Le Hrvatski Sabor, parlement croate, est monocaméral depuis 2001, année de la suppression de la Chambre des comitats. Il compte environ 150 députés. Leur nombre varie en effet selon les législatures ; il ne peut cependant être inférieur à 100 ou supérieur à 160. Les députés sont élus tous les 4 ans au scrutin proportionnel au sein de 10 circonscriptions, chacune d'entre elles élisant 14 personnes. Une onzième circonscription rassemble les Croates vivant à l'étranger (et qui possèdent une résidence dans le pays), qui désigne 3 députés. Une douzième circonscription recouvre l'ensemble du pays et désigne les 8 députés représentant les 22 minorités nationales reconnues par le gouvernement : 3 sièges pour les Serbes, 1 pour les Italiens, 1 pour les Hongrois, 1 pour les Tchèques et les Slovaques, 1 pour les Albanais, les Bosniens, les Macédoniens, les Monténégrins et les Slovènes et 1 pour les Autrichiens, les Bulgares, les Allemands, les Juifs, les Polonais, les Roms, les Roumains, les Russes, les Ruthènes, les Ukrainiens et les Valaques.

La nationalité des électeurs des minorités nationales est enregistrée à leur naissance sur déclaration de leurs parents mais elle peut être modifiée par la suite, et ce jusque deux semaines avant les élections législatives.
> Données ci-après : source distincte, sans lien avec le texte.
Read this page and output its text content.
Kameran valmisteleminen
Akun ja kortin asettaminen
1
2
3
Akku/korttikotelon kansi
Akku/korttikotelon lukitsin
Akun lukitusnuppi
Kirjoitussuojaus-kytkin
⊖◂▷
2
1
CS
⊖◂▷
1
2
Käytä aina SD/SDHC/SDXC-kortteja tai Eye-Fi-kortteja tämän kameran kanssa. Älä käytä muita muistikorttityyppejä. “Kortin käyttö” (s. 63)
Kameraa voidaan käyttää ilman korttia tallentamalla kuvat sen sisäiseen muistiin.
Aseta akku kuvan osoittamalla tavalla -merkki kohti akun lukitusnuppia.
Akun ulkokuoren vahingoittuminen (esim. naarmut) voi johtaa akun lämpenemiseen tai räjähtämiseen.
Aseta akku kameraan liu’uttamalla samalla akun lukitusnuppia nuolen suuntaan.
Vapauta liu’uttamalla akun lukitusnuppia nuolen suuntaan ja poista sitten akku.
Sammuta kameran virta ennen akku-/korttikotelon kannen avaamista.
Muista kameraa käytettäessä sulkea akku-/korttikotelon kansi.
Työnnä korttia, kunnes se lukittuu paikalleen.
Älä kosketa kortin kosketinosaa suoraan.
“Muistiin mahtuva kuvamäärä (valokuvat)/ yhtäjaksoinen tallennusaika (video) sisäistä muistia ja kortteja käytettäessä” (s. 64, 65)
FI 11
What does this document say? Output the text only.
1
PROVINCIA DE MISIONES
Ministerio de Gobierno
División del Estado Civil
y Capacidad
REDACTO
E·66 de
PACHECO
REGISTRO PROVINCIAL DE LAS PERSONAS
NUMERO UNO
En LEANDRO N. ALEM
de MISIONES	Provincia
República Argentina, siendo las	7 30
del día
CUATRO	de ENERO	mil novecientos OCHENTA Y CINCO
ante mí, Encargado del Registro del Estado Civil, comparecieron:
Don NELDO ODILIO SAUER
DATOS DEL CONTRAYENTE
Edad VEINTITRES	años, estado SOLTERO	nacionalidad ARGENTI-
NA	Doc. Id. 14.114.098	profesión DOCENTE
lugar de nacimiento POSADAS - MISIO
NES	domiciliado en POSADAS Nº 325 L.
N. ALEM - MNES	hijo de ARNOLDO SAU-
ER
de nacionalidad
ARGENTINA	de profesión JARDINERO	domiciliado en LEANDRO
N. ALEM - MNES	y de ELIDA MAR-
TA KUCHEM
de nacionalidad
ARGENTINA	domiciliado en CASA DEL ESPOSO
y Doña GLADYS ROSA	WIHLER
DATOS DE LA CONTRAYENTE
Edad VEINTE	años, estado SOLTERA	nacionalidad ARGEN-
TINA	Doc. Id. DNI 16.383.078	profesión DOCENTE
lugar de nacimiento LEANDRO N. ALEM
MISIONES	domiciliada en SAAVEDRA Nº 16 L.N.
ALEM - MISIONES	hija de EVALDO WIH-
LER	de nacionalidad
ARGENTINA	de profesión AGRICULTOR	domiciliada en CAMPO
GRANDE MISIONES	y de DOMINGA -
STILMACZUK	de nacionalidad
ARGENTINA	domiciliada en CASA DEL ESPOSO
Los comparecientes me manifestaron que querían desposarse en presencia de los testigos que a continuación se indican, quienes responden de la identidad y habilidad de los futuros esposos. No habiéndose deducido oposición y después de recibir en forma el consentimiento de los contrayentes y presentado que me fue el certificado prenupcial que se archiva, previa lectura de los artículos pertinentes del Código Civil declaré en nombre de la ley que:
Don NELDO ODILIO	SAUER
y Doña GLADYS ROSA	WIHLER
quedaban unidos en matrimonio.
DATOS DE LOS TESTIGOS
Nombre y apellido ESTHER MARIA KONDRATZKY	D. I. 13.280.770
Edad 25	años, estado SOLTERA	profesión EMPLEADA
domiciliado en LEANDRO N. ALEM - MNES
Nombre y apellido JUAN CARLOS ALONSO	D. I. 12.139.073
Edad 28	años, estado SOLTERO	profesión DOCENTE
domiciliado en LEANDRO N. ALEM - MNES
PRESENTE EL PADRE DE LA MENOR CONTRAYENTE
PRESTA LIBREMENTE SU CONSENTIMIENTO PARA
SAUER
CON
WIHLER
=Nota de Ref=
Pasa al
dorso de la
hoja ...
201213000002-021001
Les électeurs des minorités choisissent à leur entrée dans leur bureau de vote de prendre part au scrutin en tant que membres de leur minorité et, par conséquent, de voter dans la douzième circonscription, ou bien de se prononcer pour les candidats de la circonscription à laquelle est rattaché leur bureau de vote.

Un parti politique doit recueillir au minimum 5% des suffrages pour être représenté au parlement. La distribution des sièges se fait selon la méthode d'Hondt. Les députés sont désignés au scrutin proportionnel plurinominal sur des listes semi-bloquées. Les électeurs peuvent effectuer une forme limitée de vote préférentiel pour un candidat figurant sur la liste pour laquelle ils votent. Cette mesure, introduite en 2015, permet aux candidats ayant recueilli plus de 10% du total des suffrages attribués à leur parti dans leur circonscription d'être placés en tête de liste et de se voir attribuer un siège en priorité dans le cas où leur parti en obtient. Toute liste électorale doit compter un minimum de 40% de femmes parmi ses candidats. Pour être autorisées à participer au scrutin, les listes indépendantes doivent recueillir la signature d'au moins 500 électeurs et les listes représentant les minorités nationales d'un minimum de 100.

Les Croates élisent également tous les 5 ans leur président de la République au suffrage universel direct. Le 5 janvier 2020, Zoran Milanovic (SDP) s'est imposé avec 52,66% suffrages devant la cheffe de l'Etat sortante, l’indépendante Kolinda Grabar-Kitarovic, qui était soutenue par l’Union démocratique (47,34% des voix). Un peu plus de la moitié des Croates (54,99%) s’étaient rendus aux urnes pour ce 2e tour de scrutin.